Rohan MagoonI
DOI: 10.21470/1678-9741-2021-0075
Dear Editor, I read with great interest the Carrascal et al.[1] study centralizing the much-required clinical focus on the risk-factor modulation of a peculiarly multi-factorial cardiac surgery-associated acute kidney injury (CS-AKI). Despite a prospective consecutive evaluation of a large homogenous cohort (elderly patients undergoing valvular heart surgery) in the index study, certain points require authors’ comments and clarification to enhance the lucidity of their findings.
While preoperative diabetes mellitus did not emerge as a baseline risk-predictor of CS-AKI (19.7% and 15.6% incidence in AKI and non-AKI population, respectively), the lack of elucidation of perioperative glucose homeostasis in the present study captivates attention, particularly when poor glucose control has been linked to an enhanced propensity for CS-AKI owing to an augmented oxidative stress, endothelial dysfunction and systemic inflammatory response[2-4]. Moreover, the authors also fail to delineate their institutional perioperative glucose management protocol.
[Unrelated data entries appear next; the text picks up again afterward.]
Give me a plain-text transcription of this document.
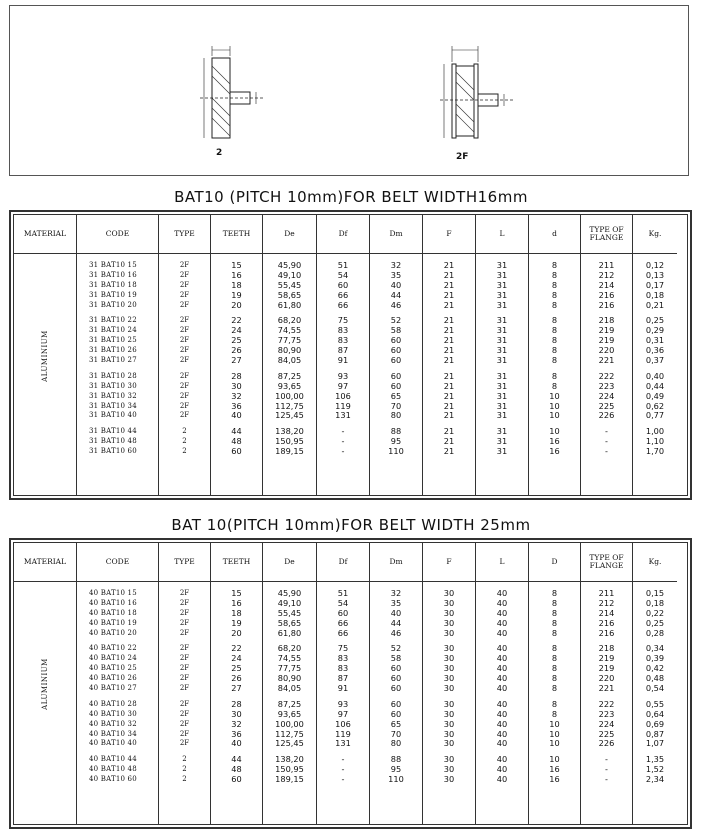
2	2F
BAT10 (PITCH 10mm)FOR BELT WIDTH16mm
MATERIAL
ALUMINIUM
CODE
31 BAT10 15
31 BAT10 16
31 BAT10 18
31 BAT10 19
31 BAT10 20
31 BAT10 22
31 BAT10 24
31 BAT10 25
31 BAT10 26
31 BAT10 27
31 BAT10 28
31 BAT10 30
31 BAT10 32
31 BAT10 34
31 BAT10 40
31 BAT10 44
31 BAT10 48
31 BAT10 60
TYPE
2F
2F
2F
2F
2F
2F
2F
2F
2F
2F
2F
2F
2F
2F
2F
2
2
2
TEETH
15
16
18
19
20
22
24
25
26
27
28
30
32
36
40
44
48
60
De
45,90
49,10
55,45
58,65
61,80
68,20
74,55
77,75
80,90
84,05
87,25
93,65
100,00
112,75
125,45
138,20
150,95
189,15
Df
51
54
60
66
66
75
83
83
87
91
93
97
106
119
131
-
-
-
Dm
32
35
40
44
46
52
58
60
60
60
60
60
65
70
80
88
95
110
F
21
21
21
21
21
21
21
21
21
21
21
21
21
21
21
21
21
21
L
31
31
31
31
31
31
31
31
31
31
31
31
31
31
31
31
31
31
d
8
8
8
8
8
8
8
8
8
8
8
8
10
10
10
10
16
16
TYPE OF FLANGE
211
212
214
216
216
218
219
219
220
221
222
223
224
225
226
-
-
-
Kg.
0,12
0,13
0,17
0,18
0,21
0,25
0,29
0,31
0,36
0,37
0,40
0,44
0,49
0,62
0,77
1,00
1,10
1,70
BAT 10(PITCH 10mm)FOR BELT WIDTH 25mm
MATERIAL
ALUMINIUM
CODE
40 BAT10 15
40 BAT10 16
40 BAT10 18
40 BAT10 19
40 BAT10 20
40 BAT10 22
40 BAT10 24
40 BAT10 25
40 BAT10 26
40 BAT10 27
40 BAT10 28
40 BAT10 30
40 BAT10 32
40 BAT10 34
40 BAT10 40
40 BAT10 44
40 BAT10 48
40 BAT10 60
TYPE
2F
2F
2F
2F
2F
2F
2F
2F
2F
2F
2F
2F
2F
2F
2F
2
2
2
TEETH
15
16
18
19
20
22
24
25
26
27
28
30
32
36
40
44
48
60
De
45,90
49,10
55,45
58,65
61,80
68,20
74,55
77,75
80,90
84,05
87,25
93,65
100,00
112,75
125,45
138,20
150,95
189,15
Df
51
54
60
66
66
75
83
83
87
91
93
97
106
119
131
-
-
-
Dm
32
35
40
44
46
52
58
60
60
60
60
60
65
70
80
88
95
110
F
30
30
30
30
30
30
30
30
30
30
30
30
30
30
30
30
30
30
L
40
40
40
40
40
40
40
40
40
40
40
40
40
40
40
40
40
40
D
8
8
8
8
8
8
8
8
8
8
8
8
10
10
10
10
16
16
TYPE OF FLANGE
211
212
214
216
216
218
219
219
220
221
222
223
224
225
226
-
-
-
Kg.
0,15
0,18
0,22
0,25
0,28
0,34
0,39
0,42
0,48
0,54
0,55
0,64
0,69
0,87
1,07
1,35
1,52
2,34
Talking of the hemodynamic predisposition to CS-AKI, there are additional caveats that merit elaboration. It is noteworthy that systemic venous hypertension has been demonstrated to be associated with poor renal outcomes in cardiac surgical patients manifesting as a congestive renal failure, as an elevated central venous pressure (CVP) is potentially transmitted backwards, reflecting as an accentuated renal venous pressure (RVP) which reduces effective renal perfusion pressure (mean arterial pressure-RVP), accelerating AKI progression. The aforementioned is heralded by the results of the study by Palomba et al.[5] aimed at developing the ‘Acute Kidney Injury in Cardiac Surgery’ (AKICS) score, which adequately outline the superiority of postoperative CVP and low cardiac output as independent risk factors in predicting CS-AKI over other hemodynamic variables. Across the cardiac surgical population, the risk of AKI doubles once the postoperative CVP reaches a threshold value of 14 mmHg[5]. Ahead of the fact that estimated CVP at 6 h postoperatively has been found to be significantly associated with CS-AKI in the non-congested cardiac surgical subset[6], possible links should definitely not be overlooked in valvular heart disease patients included in the present study who can be particularly prone to postoperative systemic venous congestion[7].
Lastly, the lack of comparative account for inotropes-vasopressors in the AKI and non-AKI groups or a standardized inotrope-vasopressor study protocol requires consideration while interpreting the findings.
REFERENCES
1. Carrascal Y, Laguna G, Blanco M, Pañeda L, Segura B. Acute kidney injury after heart valve surgery in elderly patients: any risk factors to modify? Braz J Cardiovasc Surg. 2021;36(1):1-9. doi:10.21470/1678-9741-2019-0483. [MedLine]
2. Song JW, Shim JK, Yoo KJ, Oh SY, Kwak YL. Impact of intraoperative hyperglycaemia on renal dysfunction after off-pump coronary artery bypass. Interact Cardiovasc Thorac Surg. 2013;17(3):473-8. doi:10.1093/icvts/ivt209. [MedLine]
3. Lecomte P, Van Vlem B, Coddens J, Cammu G, Nollet G, Nobels F, et al. Tight perioperative glucose control is associated with a reduction in renal impairment and renal failure in non-diabetic cardiac surgical patients. Crit Care. 2008;12(6):R154. doi:10.1186/cc7145.
4. Magoon R, Kaushal B, Jose J, Kashav R. Predicting lactate elevation in neonatal cardiac surgery: can the sugars be overlooked? J Cardiothorac Vasc Anesth. 2021;35(7):2243-4. doi:10.1053/j.jvca.2020.11.028.
5. Palomba H, de Castro I, Neto AL, Lage S, Yu L. Acute kidney injury prediction following elective cardiac surgery: AKICS score. Kidney Int. 2007;72(5):624-31. doi:10.1038/sj.ki.5002419.
6 Gambardella I, Gaudino M, Ronco C, Lau C, Ivascu N, Girardi LN. Congestive kidney failure in cardiac surgery: the relationship between central venous pressure and acute kidney injury. Interact Cardiovasc Thorac Surg. 2016;23(5):800-5. doi:10.1093/icvts/ivw229.
7. Magoon R, Dey S, Walian A, Kashav R. Nitric oxide: renoprotective in cardiac surgery! Braz J Cardiovasc Surg. 2020;35(4):602-3. doi:10.21470/1678-9741-2020-0080.